Case ID: abb-pr_10/html/0203-01.html
Source: Caselaw Access Project
Author: {"author": "Bonney, J. (after stating the facts).", "license": "Public Domain", "url": "https://static.case.law/"}
Date Created: 2024-08-24T03:29:51.129683

SCHUHARDT a. ROTH.
    
      Supreme Court, First District;
    
    
      Special Term, March, 1860.
    Entry of Judgment.—Service by Mail.
    Where service by mail may be made, an order extending time to answer obtained and mailed on the last day of the time to answer, is sufficient to prevent the plaintiff from regularly entering judgment as upon failure to answer.
    Though defendants show no excuse for not earlier attending to the action, and there is some color for supposing their object to have been delay, yet where they are strictly regular in the service of an order extending their time to answer, they are entitled to the benefit of the order.
    Motion on the part of defendants to vacate a judgment and execution for irregularity.
    It appeared that plaintiff’s attorneys resided in Hew York, and defendants’ attorneys in Troy.
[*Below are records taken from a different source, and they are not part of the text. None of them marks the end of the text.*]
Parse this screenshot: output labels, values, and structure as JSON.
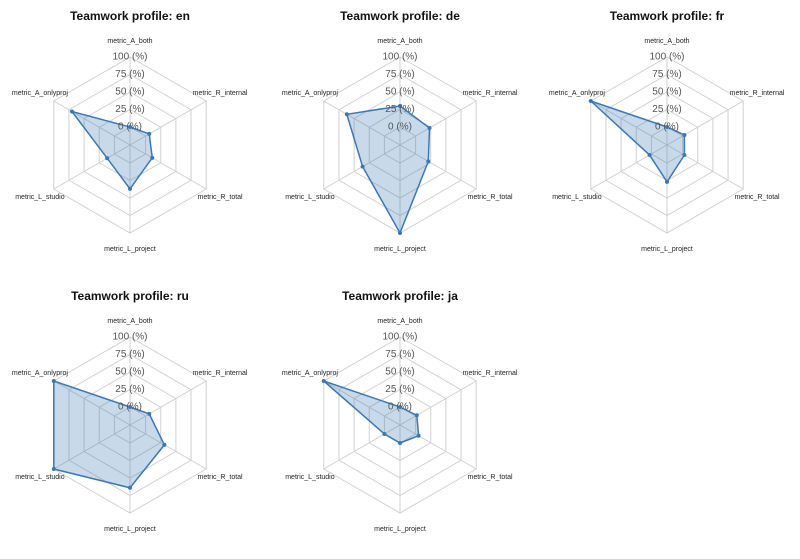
{
  "chart_data": [
    {
      "type": "radar",
      "title": "Teamwork profile: en",
      "categories": [
        "metric_A_both",
        "metric_R_internal",
        "metric_R_total",
        "metric_L_project",
        "metric_L_studio",
        "metric_A_onlyproj"
      ],
      "values": [
        0,
        6,
        11,
        37,
        12,
        70
      ],
      "color": "#3a78b5",
      "ylim": [
        0,
        100
      ],
      "yticks": [
        {
          "value": 0,
          "label": "0 (%)"
        },
        {
          "value": 25,
          "label": "25 (%)"
        },
        {
          "value": 50,
          "label": "50 (%)"
        },
        {
          "value": 75,
          "label": "75 (%)"
        },
        {
          "value": 100,
          "label": "100 (%)"
        }
      ],
      "grid": true
    },
    {
      "type": "radar",
      "title": "Teamwork profile: de",
      "categories": [
        "metric_A_both",
        "metric_R_internal",
        "metric_R_total",
        "metric_L_project",
        "metric_L_studio",
        "metric_A_onlyproj"
      ],
      "values": [
        30,
        23,
        21,
        100,
        36,
        62
      ],
      "color": "#3a78b5",
      "ylim": [
        0,
        100
      ],
      "yticks": [
        {
          "value": 0,
          "label": "0 (%)"
        },
        {
          "value": 25,
          "label": "25 (%)"
        },
        {
          "value": 50,
          "label": "50 (%)"
        },
        {
          "value": 75,
          "label": "75 (%)"
        },
        {
          "value": 100,
          "label": "100 (%)"
        }
      ],
      "grid": true
    },
    {
      "type": "radar",
      "title": "Teamwork profile: fr",
      "categories": [
        "metric_A_both",
        "metric_R_internal",
        "metric_R_total",
        "metric_L_project",
        "metric_L_studio",
        "metric_A_onlyproj"
      ],
      "values": [
        0,
        3,
        3,
        27,
        3,
        100
      ],
      "color": "#3a78b5",
      "ylim": [
        0,
        100
      ],
      "yticks": [
        {
          "value": 0,
          "label": "0 (%)"
        },
        {
          "value": 25,
          "label": "25 (%)"
        },
        {
          "value": 50,
          "label": "50 (%)"
        },
        {
          "value": 75,
          "label": "75 (%)"
        },
        {
          "value": 100,
          "label": "100 (%)"
        }
      ],
      "grid": true
    },
    {
      "type": "radar",
      "title": "Teamwork profile: ru",
      "categories": [
        "metric_A_both",
        "metric_R_internal",
        "metric_R_total",
        "metric_L_project",
        "metric_L_studio",
        "metric_A_onlyproj"
      ],
      "values": [
        0,
        6,
        31,
        64,
        100,
        100
      ],
      "color": "#3a78b5",
      "ylim": [
        0,
        100
      ],
      "yticks": [
        {
          "value": 0,
          "label": "0 (%)"
        },
        {
          "value": 25,
          "label": "25 (%)"
        },
        {
          "value": 50,
          "label": "50 (%)"
        },
        {
          "value": 75,
          "label": "75 (%)"
        },
        {
          "value": 100,
          "label": "100 (%)"
        }
      ],
      "grid": true
    },
    {
      "type": "radar",
      "title": "Teamwork profile: ja",
      "categories": [
        "metric_A_both",
        "metric_R_internal",
        "metric_R_total",
        "metric_L_project",
        "metric_L_studio",
        "metric_A_onlyproj"
      ],
      "values": [
        0,
        2,
        5,
        0,
        0,
        100
      ],
      "color": "#3a78b5",
      "ylim": [
        0,
        100
      ],
      "yticks": [
        {
          "value": 0,
          "label": "0 (%)"
        },
        {
          "value": 25,
          "label": "25 (%)"
        },
        {
          "value": 50,
          "label": "50 (%)"
        },
        {
          "value": 75,
          "label": "75 (%)"
        },
        {
          "value": 100,
          "label": "100 (%)"
        }
      ],
      "grid": true
    }
  ]
}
The time to answer expired January 16,1860. On that day defendants’ attorney, at Troy, obtained an order extending the time to answer twenty days, and duly served such answer by mail; that is, by depositing the same in the post-office at Troy, directed to plaintiff’s attorneys, at Hew York, and paying postage. The order was not received by plaintiff’s attorneys until 18th January, after they had, on that morning, entered judgment in the action, and issued execution, and they then gave defendants’ attorneys notice that the papers so served would be disregarded.
    
      J. Francis Walton, for the motion.
    I. Under sections 410 and 411 of the Code, the service was valid, even though thé papers served were deposited in the post-office after the closing of the mail on the last day. (Noble a. Trotter, 4 How. Pr. R., 322.)
    II. This motion is made as a matter of right and not of favor, and affidavits showing that the order extending time was improvidently granted are inadmissible.
    
      
      James W. Gerard, Jr., opposed,
    claimed that plaintiffs, having entered judgment in ignorance of any order extending time to answer, and in good faith, were not obliged voluntarily to relinquish their judgment; and submitted that the court ought not to open the judgment except upon terms.
   Bonney, J. (after stating the facts).

—The motion must, I think, be granted. The service of the order was regular, and in time to stay plaintiff’s proceedings, although not received until two days afterwards, and after judgment had been regularly and properly entered, according to all information which plaintiff’s attorneys then had. The defendants show no cause why earlier attention to the action was not given, and there is reasonable ground, at least, for believing that-their object was delay. Still they were strictly regular (Code, §§ 410, 411), and entitled to the benefit of the order, on receipt of which plaintiff’s attorneys should, I think, have moved to vacate it, or have opened the judgment and waited for an answer.

Motion granted, with $10 costs, to abide the event of the action.